My Lords, we, too, wish the negotiators well, but I think the noble Lord will understand why we are apprehensive. On 13 July, the BIS Select Committee in the other place concluded that the Government seem to have adopted a different policy from that of the previous Administration and appear to be ready to weaken the arms trade treaty in order to placate the arms exporting countries, looking for what would emerge as a lowest common denominator approach. That apprehension is shared in New York. Any discussion with colleagues there will show that. They are deeply concerned that we did not sign the strong text of support calling for a strong treaty, already signed by 74 countries, and that we should consider showing that intent and good will now. Will the Government do so?
I think that that apprehension is ill founded. Ambassador Moritan, who chairs the process, obviously has had to manoeuvre. We have to be realistic that there are sceptics and that there are countries which, from the start, have been outright opponents of anything other than broad political agreements. We have to accept that. Our determination is not to be deviated from the pattern which was reflected under the noble Lord’s own Government, and I repeat that we are determined not to sign a weak consensus but to go for a robust treaty. That remains our position.
My Lords, does my noble friend agree that when in the past decade $2.2 billion-worth of arms have been sold to countries that are under an arms embargo, such as Iran, Myanmar and Zimbabwe, it is terribly important to get a text of some sort?
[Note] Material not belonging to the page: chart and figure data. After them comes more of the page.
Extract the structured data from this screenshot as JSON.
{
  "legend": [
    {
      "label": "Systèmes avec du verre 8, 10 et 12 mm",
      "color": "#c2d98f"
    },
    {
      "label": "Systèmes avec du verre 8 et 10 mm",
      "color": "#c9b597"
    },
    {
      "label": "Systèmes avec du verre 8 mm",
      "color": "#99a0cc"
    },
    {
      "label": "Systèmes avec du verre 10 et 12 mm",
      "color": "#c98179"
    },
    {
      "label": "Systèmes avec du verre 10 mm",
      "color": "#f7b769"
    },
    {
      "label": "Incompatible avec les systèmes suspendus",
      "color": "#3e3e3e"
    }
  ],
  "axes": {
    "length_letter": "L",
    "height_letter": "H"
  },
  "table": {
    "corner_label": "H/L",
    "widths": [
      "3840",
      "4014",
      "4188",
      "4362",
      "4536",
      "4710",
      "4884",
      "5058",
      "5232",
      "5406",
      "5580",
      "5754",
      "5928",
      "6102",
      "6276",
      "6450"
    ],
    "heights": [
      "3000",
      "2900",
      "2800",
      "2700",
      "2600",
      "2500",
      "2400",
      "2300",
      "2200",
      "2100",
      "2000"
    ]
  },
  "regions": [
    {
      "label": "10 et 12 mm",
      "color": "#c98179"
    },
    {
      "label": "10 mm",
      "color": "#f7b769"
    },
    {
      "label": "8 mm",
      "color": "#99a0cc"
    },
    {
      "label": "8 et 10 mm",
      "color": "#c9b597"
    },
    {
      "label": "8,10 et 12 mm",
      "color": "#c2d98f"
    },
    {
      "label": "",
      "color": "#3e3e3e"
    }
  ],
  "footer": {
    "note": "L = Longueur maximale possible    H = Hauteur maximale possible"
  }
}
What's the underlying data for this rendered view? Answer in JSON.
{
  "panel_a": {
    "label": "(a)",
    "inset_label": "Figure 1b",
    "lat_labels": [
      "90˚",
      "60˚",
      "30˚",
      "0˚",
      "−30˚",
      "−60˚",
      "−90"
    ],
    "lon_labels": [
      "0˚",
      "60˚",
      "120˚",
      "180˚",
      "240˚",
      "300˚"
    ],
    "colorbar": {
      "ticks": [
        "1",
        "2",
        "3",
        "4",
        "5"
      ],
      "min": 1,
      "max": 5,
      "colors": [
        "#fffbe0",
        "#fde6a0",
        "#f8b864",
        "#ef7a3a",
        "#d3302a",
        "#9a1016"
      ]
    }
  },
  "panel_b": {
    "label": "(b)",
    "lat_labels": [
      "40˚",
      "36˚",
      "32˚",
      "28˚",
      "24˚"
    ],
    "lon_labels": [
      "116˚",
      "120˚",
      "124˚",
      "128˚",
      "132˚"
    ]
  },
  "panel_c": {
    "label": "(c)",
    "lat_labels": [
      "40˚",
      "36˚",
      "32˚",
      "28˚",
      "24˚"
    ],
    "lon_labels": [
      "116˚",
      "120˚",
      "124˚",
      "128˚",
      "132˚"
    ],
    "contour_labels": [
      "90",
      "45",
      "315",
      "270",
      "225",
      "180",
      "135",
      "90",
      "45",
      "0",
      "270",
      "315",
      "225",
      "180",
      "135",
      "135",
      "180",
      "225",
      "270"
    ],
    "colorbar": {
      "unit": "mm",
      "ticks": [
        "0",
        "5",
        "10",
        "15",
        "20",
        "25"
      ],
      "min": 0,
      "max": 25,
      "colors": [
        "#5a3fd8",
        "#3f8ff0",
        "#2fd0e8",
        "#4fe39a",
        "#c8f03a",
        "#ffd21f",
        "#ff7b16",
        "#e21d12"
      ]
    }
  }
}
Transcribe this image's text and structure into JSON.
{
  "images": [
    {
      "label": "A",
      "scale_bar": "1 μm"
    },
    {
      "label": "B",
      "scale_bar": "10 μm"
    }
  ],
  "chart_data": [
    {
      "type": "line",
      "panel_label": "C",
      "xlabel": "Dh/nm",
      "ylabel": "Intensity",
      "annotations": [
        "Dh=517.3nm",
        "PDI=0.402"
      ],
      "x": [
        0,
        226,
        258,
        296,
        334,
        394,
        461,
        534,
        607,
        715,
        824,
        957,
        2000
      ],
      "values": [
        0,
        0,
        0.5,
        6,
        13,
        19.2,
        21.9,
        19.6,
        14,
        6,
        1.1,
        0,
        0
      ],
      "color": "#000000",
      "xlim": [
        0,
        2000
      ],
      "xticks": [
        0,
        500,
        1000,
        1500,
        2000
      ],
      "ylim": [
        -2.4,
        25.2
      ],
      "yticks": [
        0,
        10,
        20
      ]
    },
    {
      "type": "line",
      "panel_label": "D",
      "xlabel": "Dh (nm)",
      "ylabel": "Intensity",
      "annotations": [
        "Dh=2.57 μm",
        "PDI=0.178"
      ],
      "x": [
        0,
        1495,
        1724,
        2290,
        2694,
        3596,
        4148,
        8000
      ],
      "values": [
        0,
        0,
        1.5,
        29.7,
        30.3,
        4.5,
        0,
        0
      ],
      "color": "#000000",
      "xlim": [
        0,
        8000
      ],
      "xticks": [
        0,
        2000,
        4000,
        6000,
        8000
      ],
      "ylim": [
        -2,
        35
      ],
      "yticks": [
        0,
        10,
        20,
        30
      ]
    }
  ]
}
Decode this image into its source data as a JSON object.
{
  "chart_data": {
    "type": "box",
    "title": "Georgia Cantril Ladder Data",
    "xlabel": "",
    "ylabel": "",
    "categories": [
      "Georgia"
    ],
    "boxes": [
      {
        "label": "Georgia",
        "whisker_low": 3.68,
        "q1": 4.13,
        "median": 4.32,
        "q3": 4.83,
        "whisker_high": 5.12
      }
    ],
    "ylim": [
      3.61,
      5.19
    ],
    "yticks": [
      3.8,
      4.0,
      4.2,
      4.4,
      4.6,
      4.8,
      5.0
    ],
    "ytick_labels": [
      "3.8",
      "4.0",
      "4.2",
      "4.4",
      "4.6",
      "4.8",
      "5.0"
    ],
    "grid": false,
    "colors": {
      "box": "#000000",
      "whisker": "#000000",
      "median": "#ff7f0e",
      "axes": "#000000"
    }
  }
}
I have to say, with all due respect, the Labour Benches have been fantastic about this treaty, but the binary question they pose to the House is that we either go for a treaty or, given that it is a consensus procedure, we go for nothing at all. Would it not be better to negotiate to the very last moment to get any text on the paper to build for an incremental future whereby we regulate arms than to settle for nothing, which is what I suspect they are posing?
I do not want to be involved in this polarised binary approach, as my noble friend rightly calls it. We are negotiating very hard. She is quite right that there are very high prizes to be achieved if we can get the robust treaty we want. I think I shall leave it there, except to observe that even with the treaty and, indeed, much more so without a treaty, illicit arms continue to swirl around the world and feed Syria, the killing and the murder, and they will continue to do so unless, step by step, we can move from the treaty to tighter and tighter controls.
My Lords, those of us who follow these matters closely are hearing very strongly from New York that the sceptics are dominating the floor of this conference. We are constantly being impressed by the request that Britain speaks up more in this conference as a leader of those who wish to see a robust treaty. I shall repeat to the Minister the question posed to him by my noble friend Lord Triesman, about it not being too late for the UK Government to sign up to the statement signed by 74 countries setting out the humanitarian bottom line for a robust treaty. Are the Government prepared to consider doing that? It would send a very strong message to these negotiations.
Strong messages are going all the time. As I think the noble Lord knows, we have always said that we want to have a humanitarian dimension fully in this treaty. We have said that, but how we manage to secure our aims in this last vital stage is a matter of delicate negotiation, and I think I must leave it there, although I fully recognise the strong feelings on both sides of the House about this matter.